Zararına satışlar
Suriyeli göçmenler meselesi tartışılırken ve bu konudaki rahatsızlık giderek büyür ama iktidar ve iktidar trolleri nedeniyle gündeme taşınması korkutma yoluyla engellenirken gözden kaçan başka noktalar da var.
Türk vatandaşlığının emlak yoluyla satılma meselesi.
Biliyorsunuz, yapılan bir yasal düzenleme ile bir süreden beri 250 bin dolarlık bir emlak satın alan yabancılar hemen Türk vatandaşlığına girebiliyorlar.
Bunu yapan başka ülkeler de yok değil.
Avrupa’da Malta ve Portekiz benzer yöntemle vatandaşlık veriyorlar ama onların vermeyi planladığı vatandaşlık sayısı belli ve birkaç binle sınırlı.
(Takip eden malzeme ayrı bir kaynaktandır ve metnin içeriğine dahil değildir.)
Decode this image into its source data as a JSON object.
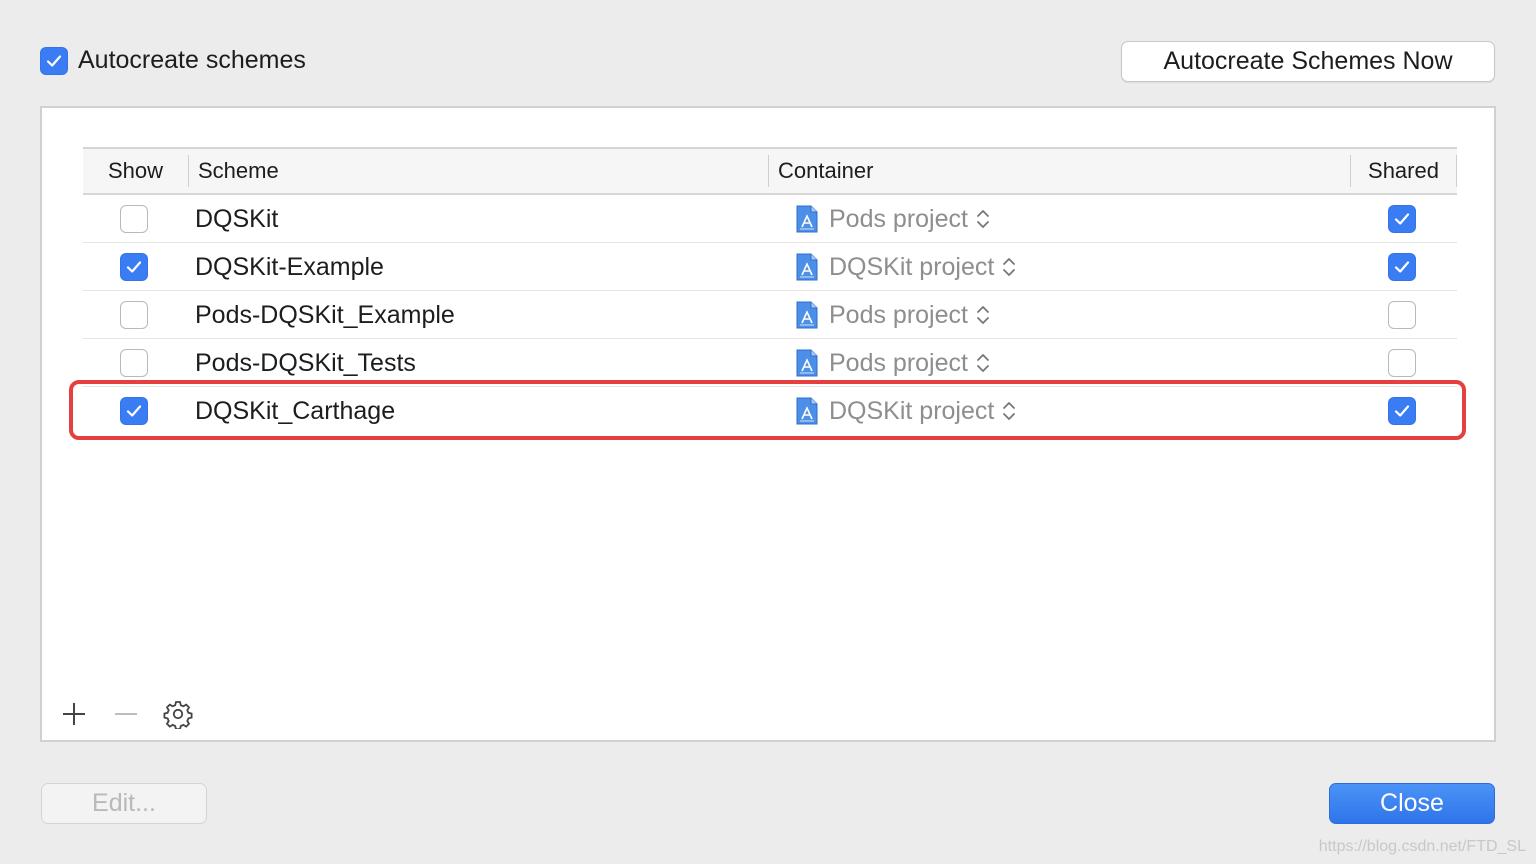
{
  "top": {
    "autocreate_checked": true,
    "autocreate_label": "Autocreate schemes",
    "autocreate_now_label": "Autocreate Schemes Now"
  },
  "table": {
    "headers": {
      "show": "Show",
      "scheme": "Scheme",
      "container": "Container",
      "shared": "Shared"
    },
    "rows": [
      {
        "show": false,
        "scheme": "DQSKit",
        "container": "Pods project",
        "shared": true
      },
      {
        "show": true,
        "scheme": "DQSKit-Example",
        "container": "DQSKit project",
        "shared": true
      },
      {
        "show": false,
        "scheme": "Pods-DQSKit_Example",
        "container": "Pods project",
        "shared": false
      },
      {
        "show": false,
        "scheme": "Pods-DQSKit_Tests",
        "container": "Pods project",
        "shared": false
      },
      {
        "show": true,
        "scheme": "DQSKit_Carthage",
        "container": "DQSKit project",
        "shared": true
      }
    ]
  },
  "toolbar": {
    "add_icon": "plus-icon",
    "remove_icon": "minus-icon",
    "settings_icon": "gear-icon"
  },
  "buttons": {
    "edit_label": "Edit...",
    "close_label": "Close"
  },
  "highlight_color": "#e5403f",
  "accent_color": "#3a7cf3",
  "watermark": "https://blog.csdn.net/FTD_SL"
}
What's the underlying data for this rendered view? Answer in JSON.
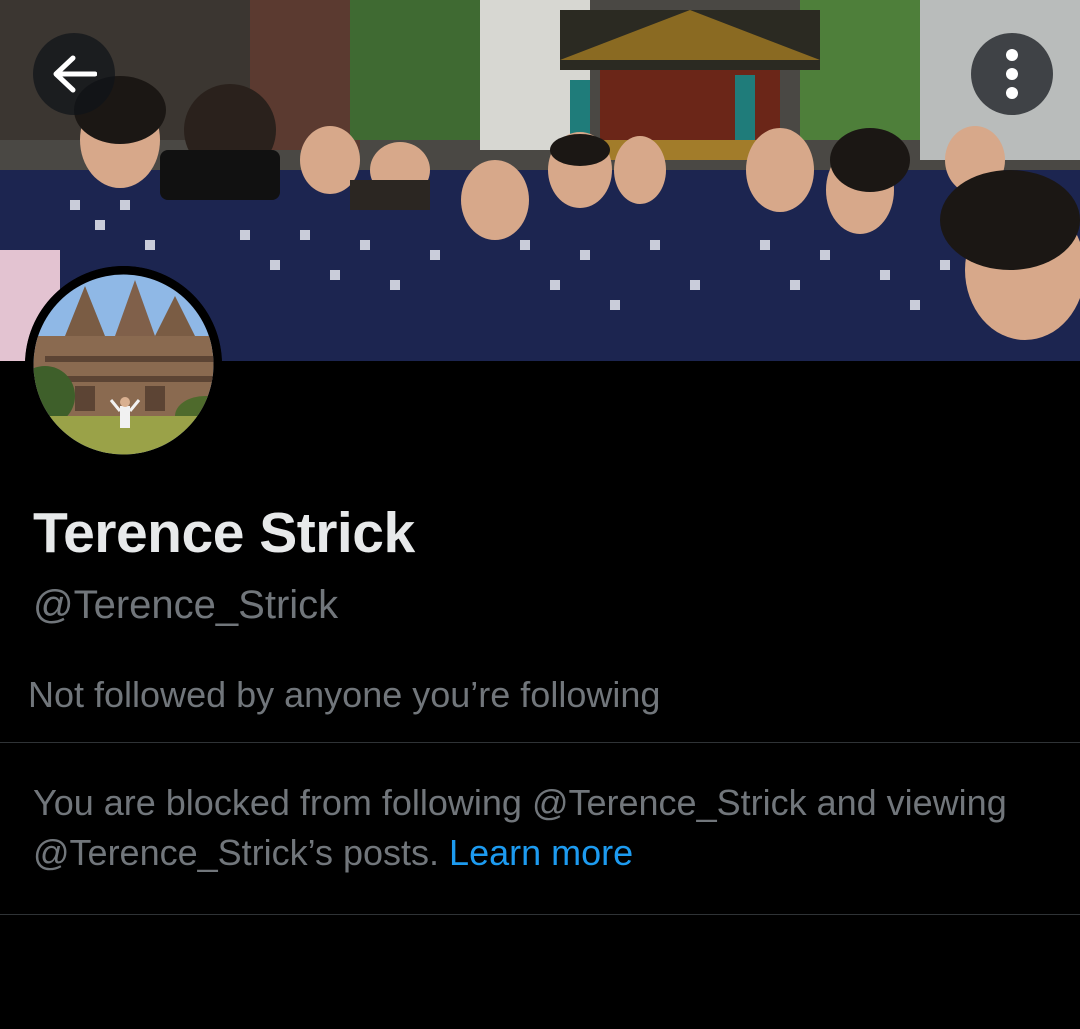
{
  "header": {
    "back_button_icon": "back-arrow-icon",
    "more_button_icon": "more-vertical-icon"
  },
  "profile": {
    "display_name": "Terence Strick",
    "handle": "@Terence_Strick",
    "followers_note": "Not followed by anyone you’re following"
  },
  "blocked": {
    "message_part1": "You are blocked from following @Terence_Strick and viewing @Terence_Strick’s posts. ",
    "link_label": "Learn more"
  },
  "colors": {
    "background": "#000000",
    "primary_text": "#e7e9ea",
    "secondary_text": "#71767b",
    "link": "#1d9bf0",
    "divider": "#2f3336"
  }
}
Üstelik de hiçbirinde bu kadar “ucuzluk” ya da “sezon sonu maliyetine satışlar” yok.
Oralarda birkaç milyon dolara patlayan vatandaş olma işi, bizde 250 bin dolar.
Karayipler’de adını sanını bilmediğimiz, ülke olup olmadığı hakkında fikrimiz olmayan küçücük ülkelerde bile bu kadar “ucuz” vatandaşlık yok.
Üstelik bizim burada bu ucuz vatandaşlığın bile üç kağıdı bulunmuş.
Çok daha ucuza iş halledilip, satıcılar tarafından alıcıya “kick back” yapılıyor yani 250 bin dolar alınmış gibi gösterilip, sonra arkadan paranın bir bölümü iade ediliyor.
Ve bundan çok daha vahimi, sayı ile ilgili bir bilgimiz yok.
Bu yolla şimdiye kadar kaç kişi Türk vatandaşlığı aldı ve bunlar hangi ülkelerin vatandaşı asla sağlıklı ve inandırıcı bir biçimde açıklanmıyor.
Kim, kaç kişi, nereden geldi ve pasaportumuzu satın aldı bilmiyoruz.
Kim bunlar?
Çinli mi, Iraklı mı, Suriyeli mi, Rus mu, nereli!
Bilmek istiyoruz.
Bilemiyoruz.
Bildiğimiz tek şey.
Ucuz olduğu.
Hem de çok ucuz.
Hatta belki zararına satışlar.
Bir tüccar ne zaman zararına satış yapar onu da siz düşünün.